Kindle: The Book to End All Books?
I asked for a Kindle for my birthday. Not because I want to purge my shelves of the clutter and dust of physical books. Not because I have a long commute and want to know for sure that I’ll never be without reading material. Not because I love gadgets and had to lay my hands on this one.
No. Because I want to know my enemy.
I mean, I’m a writer, and from what I’ve been reading on the Web, the Kindle and other e-readers are going to turn writers into volunteers rather than professionals. There will be no money to be made in writing anymore, because e-publishers will offer writers such tiny advances–if they offer any at all–that writing simply won’t be a viable way to make a living (except in the case of a chosen few, who are already such recognizable brands–think Stephen King–that they will be able to self-publish at the click of a mouse, thereby increasing their own profit margins immensely.)
E-publishers will recompense writers poorly not because they are exploitative, but because they themselves will be battling to keep the wolf from the door. You see, to make e-publishing take off they’ll have to discount their e-books so deeply that, even taking into account the lack of printing costs, their own margins will become so thin as to be almost non existent. As for brick-and-mortar bookstores, they’ll go the same way record stores went.
Remember record stores?
With no store fronts to show off new titles, e-publishers (and almost all publishers will now be electronic) will have to get the word out about ‘big’ books in other ways. They’ll have to spend money on Internet advertising, obviously, but they will also need to develop alternative strategies to attract readers. Most are already developing these strategies. New communities of readers in every genre will spring up on-line. Publishers will hire people whose only job will be to blog and chat on-line, talking up one title or another. Book trailers will become a thriving new business, and an art form in themselves. Teaser podcasts (one chapter only) will pop up all over the place. Some writers will try to sell their product directly to the market, cutting out all middle men. Most will fail, of course, but a few will create dazzlingly successful careers.

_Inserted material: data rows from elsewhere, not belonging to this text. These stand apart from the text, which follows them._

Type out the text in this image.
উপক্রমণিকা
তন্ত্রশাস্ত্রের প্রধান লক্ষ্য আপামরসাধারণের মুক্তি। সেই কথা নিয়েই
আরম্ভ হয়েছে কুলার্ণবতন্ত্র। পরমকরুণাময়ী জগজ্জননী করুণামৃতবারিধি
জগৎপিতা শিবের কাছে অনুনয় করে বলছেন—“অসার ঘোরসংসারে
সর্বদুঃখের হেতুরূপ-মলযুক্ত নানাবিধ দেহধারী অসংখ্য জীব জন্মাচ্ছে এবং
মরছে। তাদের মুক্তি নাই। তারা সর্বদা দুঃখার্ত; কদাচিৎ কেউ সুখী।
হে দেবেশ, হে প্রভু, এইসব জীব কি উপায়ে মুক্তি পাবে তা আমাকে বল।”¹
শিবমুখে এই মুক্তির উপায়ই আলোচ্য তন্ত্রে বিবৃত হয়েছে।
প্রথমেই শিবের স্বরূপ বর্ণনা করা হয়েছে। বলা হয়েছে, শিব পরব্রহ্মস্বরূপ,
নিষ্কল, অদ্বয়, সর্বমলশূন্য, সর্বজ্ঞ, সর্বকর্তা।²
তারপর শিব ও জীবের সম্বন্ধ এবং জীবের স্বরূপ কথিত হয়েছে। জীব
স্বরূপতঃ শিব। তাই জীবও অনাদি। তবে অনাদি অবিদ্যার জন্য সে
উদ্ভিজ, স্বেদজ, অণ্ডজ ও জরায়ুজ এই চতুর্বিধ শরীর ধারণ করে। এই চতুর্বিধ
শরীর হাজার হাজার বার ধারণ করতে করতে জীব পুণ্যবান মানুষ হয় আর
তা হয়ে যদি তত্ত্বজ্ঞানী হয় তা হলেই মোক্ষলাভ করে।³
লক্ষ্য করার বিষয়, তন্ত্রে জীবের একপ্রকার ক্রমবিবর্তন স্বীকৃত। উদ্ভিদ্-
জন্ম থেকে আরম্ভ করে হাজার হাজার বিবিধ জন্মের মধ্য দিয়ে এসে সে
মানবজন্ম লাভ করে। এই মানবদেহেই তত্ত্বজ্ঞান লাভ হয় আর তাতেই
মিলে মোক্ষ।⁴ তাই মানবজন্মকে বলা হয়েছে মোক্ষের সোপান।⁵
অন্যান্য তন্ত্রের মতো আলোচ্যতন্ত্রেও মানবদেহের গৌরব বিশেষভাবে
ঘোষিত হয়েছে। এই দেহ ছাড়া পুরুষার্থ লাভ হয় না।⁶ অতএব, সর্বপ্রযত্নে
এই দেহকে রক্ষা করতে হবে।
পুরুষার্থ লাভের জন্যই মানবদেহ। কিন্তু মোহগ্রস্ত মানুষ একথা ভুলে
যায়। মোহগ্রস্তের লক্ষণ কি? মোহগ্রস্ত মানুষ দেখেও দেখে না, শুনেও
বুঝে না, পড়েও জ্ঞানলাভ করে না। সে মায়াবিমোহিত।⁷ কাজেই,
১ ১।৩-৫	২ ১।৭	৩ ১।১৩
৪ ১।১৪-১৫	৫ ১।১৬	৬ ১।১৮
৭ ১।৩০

And where will this leave me and my writer friends whose names are not yet brands? I’m not really sure. Maybe small advances will be okay, because maybe we’ll be receiving big royalties. After all, it’s so much easier to buy a book when all you have to do is click a button with your thumb.
Think about it. Buying a real book means getting into a car. Driving to a store. Spending time selecting from a host of covers. Standing in line at the check-out. Pulling out the cash or credit card and handing over a good chunk of money, possibly as much as $25 for a hardback. Then driving home. It takes a major commitment of time and effort before we even get to the cash price of the whole exercise.
Buying a paper-and-ink book online involves spending even more, because you have to stump up for shipping and handling. And then there’s the lengthy wait until the book lands in your mailbox.
But buying a book from Kindle is perilously easy. You’re slouched in bed late at night eating Halloween candy, and suddenly you have an urge to read the latest cozy chain-saw killer thriller.
No problem! You just click over to the ‘store’, find the book you want, select ‘Buy’ and click the button. That button doesn’t even make a sound. The whole thing is effortless. Seconds later… ta da! Instant gratification. You’re deep in the woods with the crazy chain-saw serial killer.
You don’t even have to enter those pesky credit card details over and over again; that very first time, when you buy the actual Kindle, is enough. All future transactions just go onto your card with barely a blip. You hardly even know you’re spending money! Of course, you’ll see those transactions again at the end of the month on your credit card bill, but the books are so darn cheap, what does it matter? I mean, four or five dollars a pop, who cares? Right?
Of course, they do add up.
But still. Maybe people will start buying books like chewing gum, without a second thought. I mean, a book is no longer a big commitment. You don’t have to find a space for it in your house. You don’t have to pack it up in a box when you move. You don’t have to display it as evidence of your reading tastes, or hide it away somewhere in shame. All the books you own, now, are intangible. Nothing to show for them at all, just the plain leather binder of your Kindle.
So maybe the volume of books sold will soar, and this alone will be enough to allow writers to generate sufficient income to keep at it. After all, writers and artists are traditionally the starving classes, aren’t they?
On the whole, I’d like to believe that the advent of Kindle and other e-books won’t entirely kill off writing as a profession. Quite possibly, electronic publishing will spawn a huge amateur writer class, who will e-publish at will, with no gate-keepers to keep out works that don’t seem commercially viable. But will any of us be able to make a living at it anymore? Let’s wait and see.